I have refused the appellation 'husband,' to this point, when we are among Ryxi at home. I will not correct you on this any longer. You look at me this way, so it is what I will be to you, if that is what brings you joy.

There is one other thing that I am. I am, more than I was in the beginning, utterly infatuated with you. I love you. I would be devastated if I lost you. I hunger for you, I would do anything for the next taste of you, I desire the touch of your skin and the sensation of your body against mine.

Deanna. I want to kill my own brother, for causing this rift between us.

Although I recognize that humans consider it laudable to be open about one's past with one's spouse, if only to avoid complications should an old lover meet the couple by chance one day, I would not have told you about Jadan. It would have served no purpose. I have had over a century of becoming someone else -- I have no desire to take a zin. These things are a matter of individual choice, as I have explained, and my own choice was made long ago. Attractions to any person, male or female, are frequent and transitory -- the attraction is not enough for me. I am like most Ryxi. We mature over the years to recognize that reacting to scent alone, to a moment's passion based only on the physical pull of body to body, is easily denied when one keeps family in the forefront of one's mind. We call it the hierarchy of needs. You know of this, but you do not understand, I think, the fullness of the concept.

Bisexual, heterosexual -- this is a matter of choice. Ryxi do not discriminate based on these things. That I have chosen to be heterosexual does not bother Ka'zor, nor does his arrangement bother me. He and I are brothers and our feelings for one another have not changed appreciably since I became an adult and his friend. That he has zin does not cause me discomfort.

Why have I chosen as I have? Because Jadan cured me of desire for male lovers. You will likely point out that this is similar to the difficulty our Mr. Riker seemed to have with committing to Shehady, the aversion to making that final decision because of prior failed relationships.

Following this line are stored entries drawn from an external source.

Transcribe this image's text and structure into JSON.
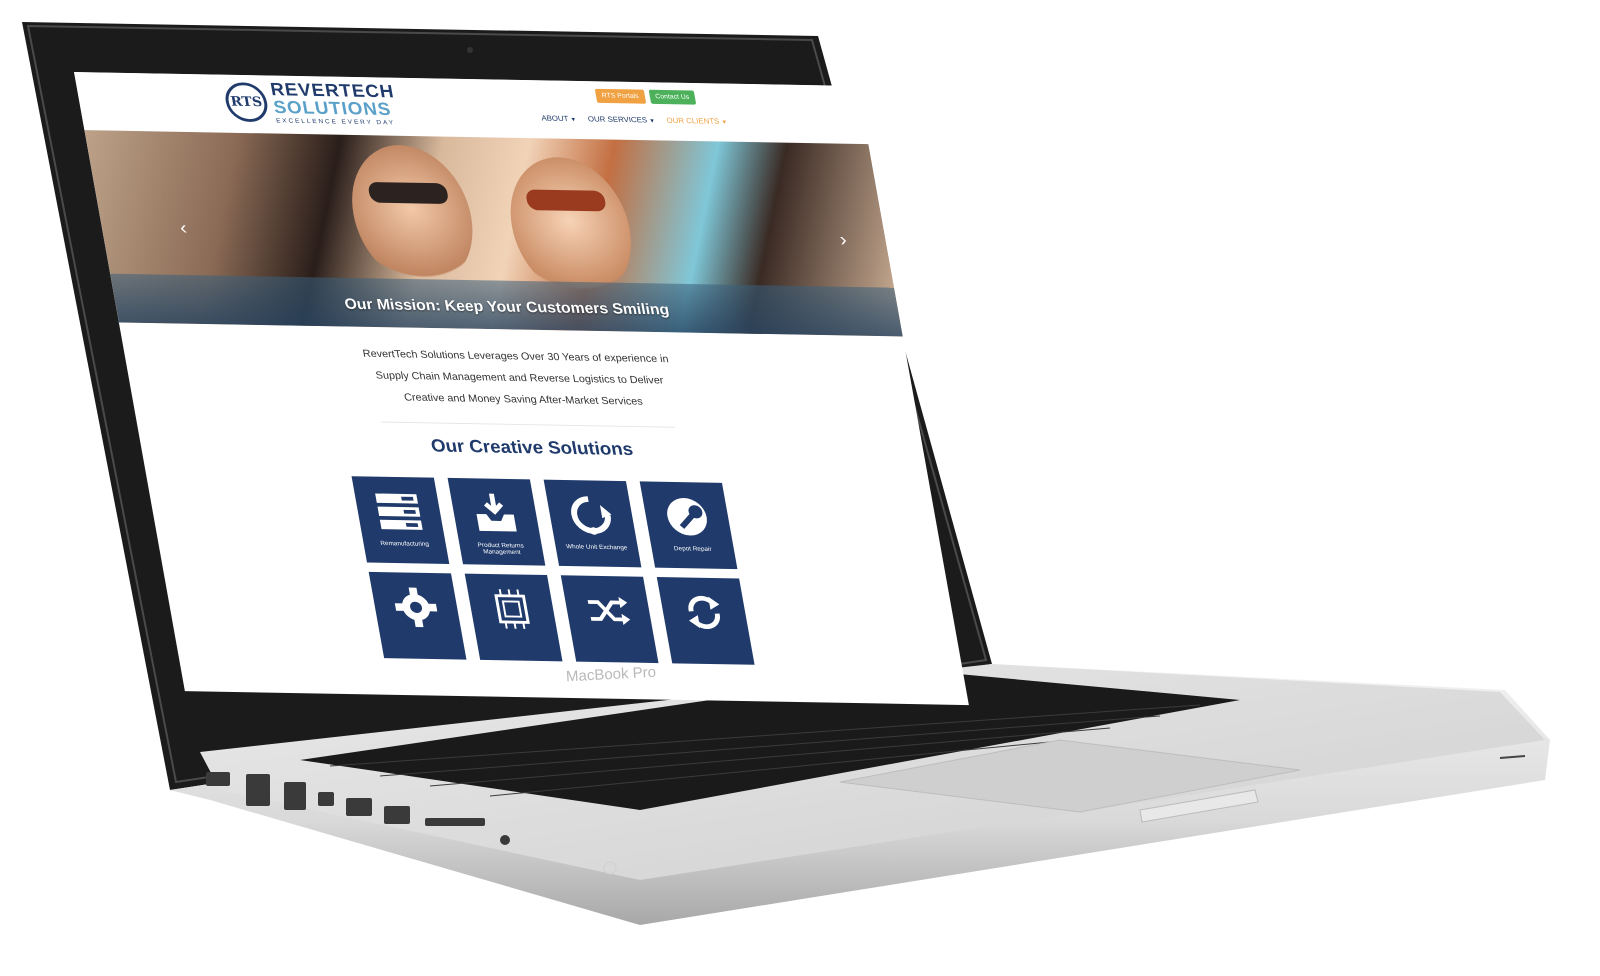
{
  "device": {
    "label": "MacBook Pro"
  },
  "site": {
    "logo": {
      "mark": "RTS",
      "line1": "REVERTECH",
      "line2": "SOLUTIONS",
      "tagline": "EXCELLENCE EVERY DAY"
    },
    "top_buttons": {
      "portals": "RTS Portals",
      "contact": "Contact Us"
    },
    "nav": [
      {
        "label": "ABOUT",
        "active": false
      },
      {
        "label": "OUR SERVICES",
        "active": false
      },
      {
        "label": "OUR CLIENTS",
        "active": true
      }
    ],
    "hero": {
      "caption": "Our Mission: Keep Your Customers Smiling",
      "prev": "‹",
      "next": "›"
    },
    "intro": "RevertTech Solutions Leverages Over 30 Years of experience in Supply Chain Management and Reverse Logistics to Deliver Creative and Money Saving After-Market Services",
    "solutions_title": "Our Creative Solutions",
    "solutions": [
      {
        "label": "Remanufacturing",
        "icon": "server-icon"
      },
      {
        "label": "Product Returns Management",
        "icon": "inbox-download-icon"
      },
      {
        "label": "Whole Unit Exchange",
        "icon": "refresh-circle-icon"
      },
      {
        "label": "Depot Repair",
        "icon": "wrench-icon"
      },
      {
        "label": "",
        "icon": "gear-icon"
      },
      {
        "label": "",
        "icon": "chip-icon"
      },
      {
        "label": "",
        "icon": "shuffle-icon"
      },
      {
        "label": "",
        "icon": "sync-icon"
      }
    ],
    "colors": {
      "navy": "#1f3a6b",
      "light_blue": "#5aa0c8",
      "orange": "#f0a142",
      "green": "#4cb15a"
    }
  }
}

That may be so. But neither zizen nor zin would get me children, and I have no desire to complicate my life that much simply for the pleasures of the flesh -- I have two wives, and refuse to surrender the pleasures of their bodies to another man. I refuse to subject you to that. You and Zakhad provide me with all that I need. I do not need to have this lack of desire for zizen cured. It is neither aberration nor sickness -- it is but a choice.

Does it really matter so much to you that this body of mine once enjoyed the same sort of pleasures which you receive? In technical terms, it is no longer the same body. All the cells have long since been replaced, many times over. I am, physically and mentally, another person. A saner one in most respects. You asked me once how it is I tolerate Tormal's nonsense so well. Perhaps it is because I was worse. That was why Father entrusted the little tail-kinker to me in the first place -- a subtle form of revenge, I suspect, but also because he knew Tormal would be a problem child. My father knew, within six years, that his final kahli had not given him an easy child to raise. He knew that I had a patience that Ka'zor did not, and that Sakhara was newly married and likely to suffer familial turmoil if he took Tormal. I had been with Rehia and Zakhad for some time, so there was some stability in my family.

But I digress once again into more comfortable topics.

I want to kill Sakhara.

It is only the enormity of my passion for you and Zakhad that engenders this primal response to what my brother has done. In his moment of weakness, of which I would never have suspected he might be capable, he has necessitated the explanations of things that I did not deem necessary to your realm of knowledge at the present time. Not that I was entirely correct in avoiding the subject. I should have explained in detail. I should have given you the knowledge necessary to repel such advances from anyone, including Sakhara. This has been as much my fault as Sakhara's.

I shared a crib with him. That's unusual for Ryxi. Normally, siblings are years apart. My father taking two kahli almost simultaneously accounts for it. Sakhara and I were so close all our lives, and one stupid decision on his part has nearly made a shambles of our families. I thought Roilan would leave him, over this. Her pride took a serious blow when it became obvious that Sakhara's blindness to your innocence in the entire matter was at fault.

It is best that I do not see him. These months apart will heal us, both of us, and give us the chance to repair what has been damaged.

Deanna -- do not turn away from me. Do not leave me. Your private thoughts frighten me. I sense your moods and know nothing you do not tell me.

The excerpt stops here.